Famed and beloved actor, activist and humanitarian, Ed Asner, will officially become a nonagenarian on November 15. However, he’s celebrating his birthday this Sunday evening, November 3, with a star-studded celebrity roast and fund raiser at the Hollywood Roosevelt Hotel. All proceeds will go to Ed’s charity The Ed Asner Family Center whose mission is: “To promote self-confidence in differently abled individuals and bring balance and wellness to those individuals and their families.” But first, let me explain how I crossed paths with Ed over 15 years ago.
It came about because I had written a screenplay, “The Amazing Mr. Z” about 80-something Polish immigrant, Irving Zupperman. Irv lived in Miami in a welfare Alzheimer’s facility but had been misdiagnosed as he was perfectly sane, except for one tiny detail…he insisted he was a super hero.
Oddly enough, Irv seemingly could do “super hero” feats like bending steel in his bare hands and seeing through walls. But they were written off as “tricks” he learned from his teenage days as the strongman in the Warsaw Circus billed as “The Amazing Mr. Z.”
No one believed in Irv, except Joey, the 8-year-old son of Michael, a reporter driven to become famous. Over a corned beef sandwich and pickles, Irv and Joey bonded and, over time, Michael learned valuable life lessons from Mr. Z.
So it was that one day I was somewhat startled to get a phone call from Ed whom I’d never met. In his rather gruff, Lou Grant voice, he got right to the point, “I read your script and I want to play “Super-Jew.” He had received “Mr. Z” from my neighbor, actress Susan Anspach. Seeking an option from me, he said enthusiastically, “Your script will be my last hurrah.” I responded, “That would be great Ed, because I don’t think I’ve had a first hurrah.”
And Ed would have been a great Irving Zupperman. But, even though the dynamic in “The Amazing Mr. Z” of a cantankerous old man and a young boy who believes in him was very similar to the characters in the animated movie “Up,” which grossed ¾ of a billion dollars, apparently Mr. Z wasn’t meant to be.
However, I saved in my heart a remark about my writing from Ed who’s not given to false praise.“Jack, you’re so talented, it’s an honor to know you.” I told everybody I knew, and many I didn’t, what Ed had said.
In the meantime, during the option year, Ed’s assistant, Patty, would keep me informed when Ed was going to be on TV. For example, Ed was on Jay Leno’s Tonight Show in a reoccurring guest appearance entitled, “Can you impress Ed Asner?”

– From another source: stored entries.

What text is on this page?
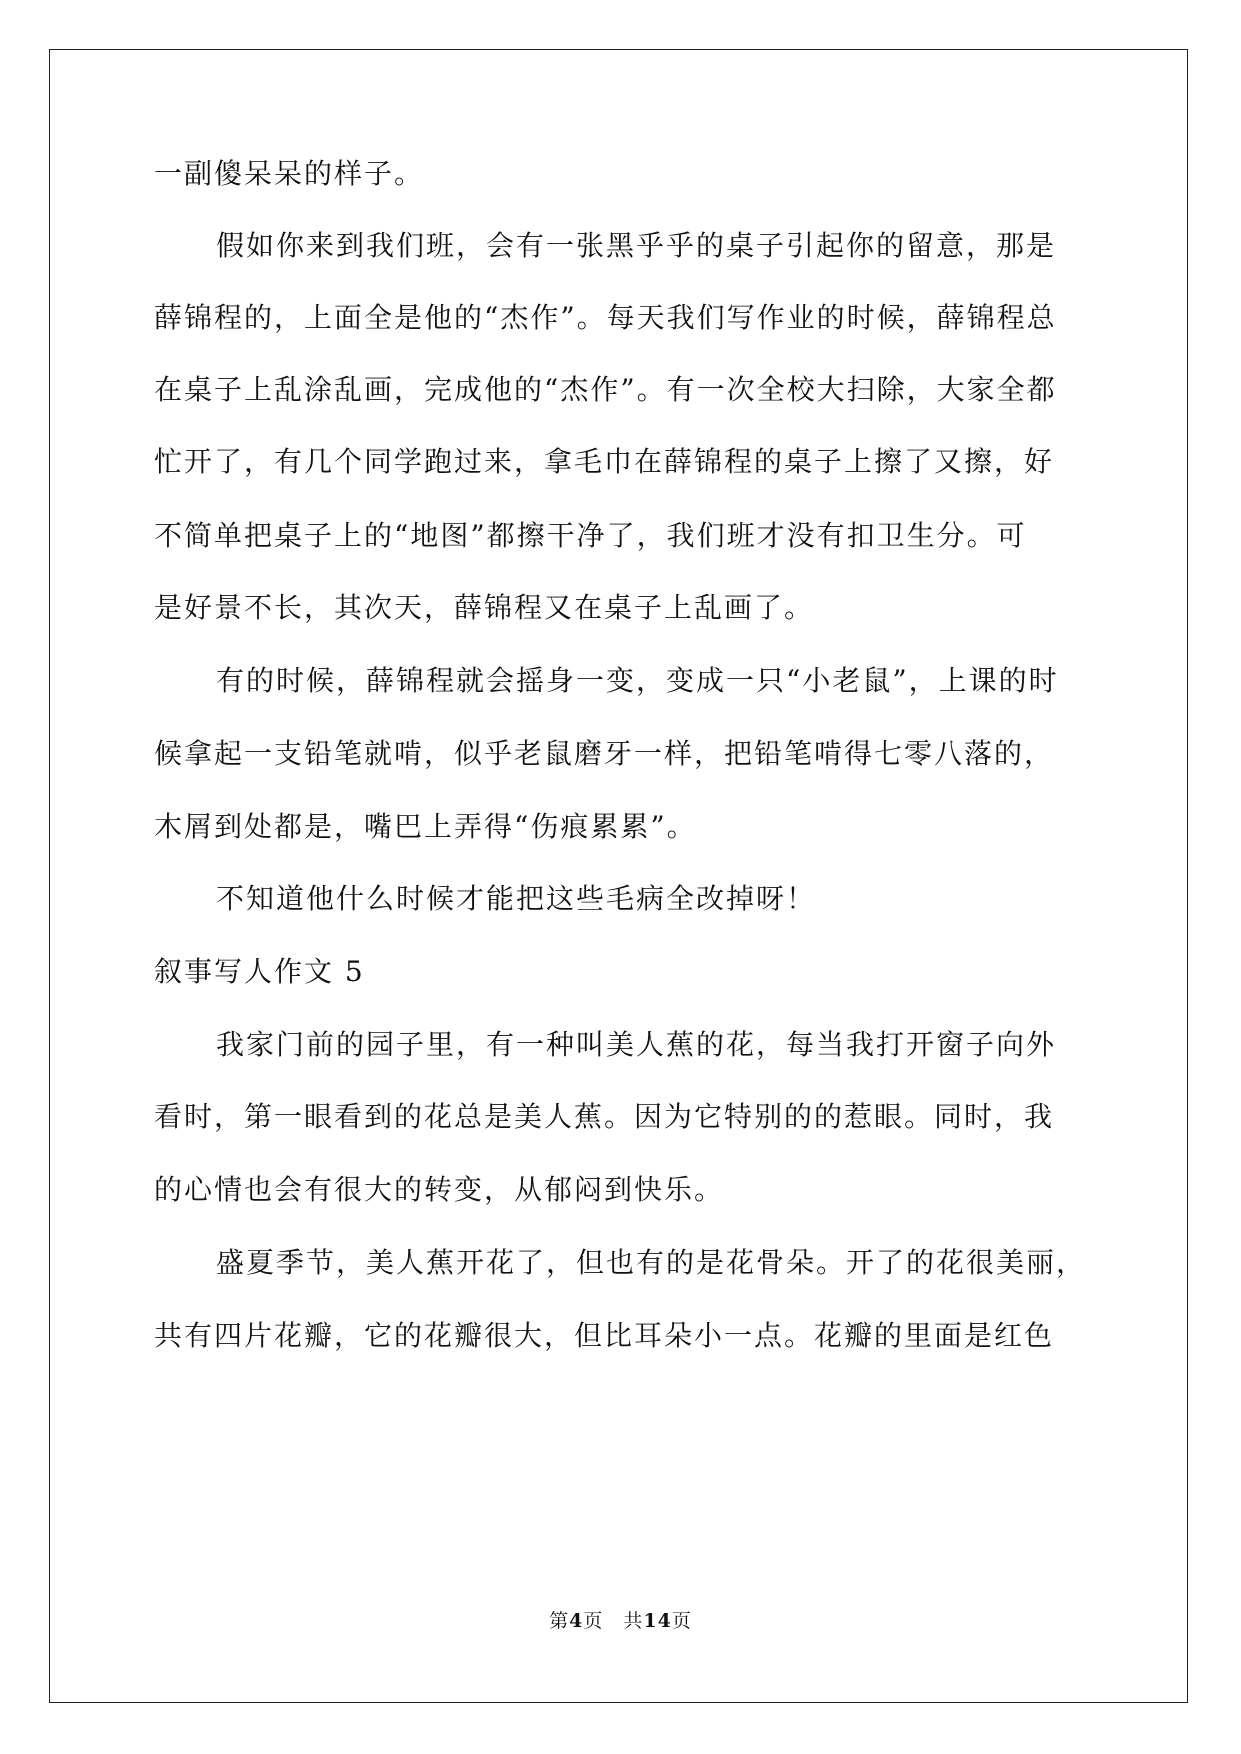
一副傻呆呆的样子。

假如你来到我们班，会有一张黑乎乎的桌子引起你的留意，那是

薛锦程的，上面全是他的“杰作”。每天我们写作业的时候，薛锦程总

在桌子上乱涂乱画，完成他的“杰作”。有一次全校大扫除，大家全都

忙开了，有几个同学跑过来，拿毛巾在薛锦程的桌子上擦了又擦，好

不简单把桌子上的“地图”都擦干净了，我们班才没有扣卫生分。可

是好景不长，其次天，薛锦程又在桌子上乱画了。

有的时候，薛锦程就会摇身一变，变成一只“小老鼠”，上课的时

候拿起一支铅笔就啃，似乎老鼠磨牙一样，把铅笔啃得七零八落的，

木屑到处都是，嘴巴上弄得“伤痕累累”。

不知道他什么时候才能把这些毛病全改掉呀！

叙事写人作文 5

我家门前的园子里，有一种叫美人蕉的花，每当我打开窗子向外

看时，第一眼看到的花总是美人蕉。因为它特别的的惹眼。同时，我

的心情也会有很大的转变，从郁闷到快乐。

盛夏季节，美人蕉开花了，但也有的是花骨朵。开了的花很美丽，

共有四片花瓣，它的花瓣很大，但比耳朵小一点。花瓣的里面是红色

第4页　共14页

Looking very dignified in his tuxedo, Ed would come out on stage and sit in a tall director’s chair. Much like the Gong Show, three contestants would come out one after another and do their “act” as Ed would seemingly be nauseous at the parade of ineptness. (Trust me, the bit was funnier than I’m describing it.)
The last contestant that night was an obese 30-something rather disheveled man whose “talent” was that he could remove his boxer shorts from underneath his baggy walking shorts without taking the walking shorts off. (To this day, I don’t know how he did it, and don’t really want to know as you’ll soon see why.)
One other thing, when the man held up his boxer shorts to the audience’s applause, the shorts were all stretched out. The whole thing was a combination of funny and gross. But, when Jay asked Ed his opinion of the man’s act, Asner shrugged and shook the contestant’s hand, “What can I say, you’re so talented it’s an honor to know you.” I was floored! That’s what Ed said to me!
Surely Ed had been sarcastic or just trying to be nice to the man. And yet, embarrassing as it is to admit all these years later, it haunted me. Finally I went to bed but slept fitfully, dreaming about the schlemiel with the shorts.
Against my better judgment, in he morning I called Ed’s office. Patty put Ed on the speaker. “Jack,” he said reassuringly, “I felt sorry for the tubby guy. You, I meant it. Besides, you’re not tubby.” As I laughed, I felt much better. (And yet, I’m writing about it two decades later.)
As Ed’s momentous birthday approaches I note he’s won 7 Emmys (the most performance Emmys than anyone in Emmy history) 5 Golden Globes, a Lifetime Achievement Award and numerous Humanitarian Awards. But, as I wrote in a column about him, “Walking the Walk,” other than his family, Ed’s greatest achievements are fighting for the causes he believes in, no matter the personal cost. The truth is, it’s been an honor to know him.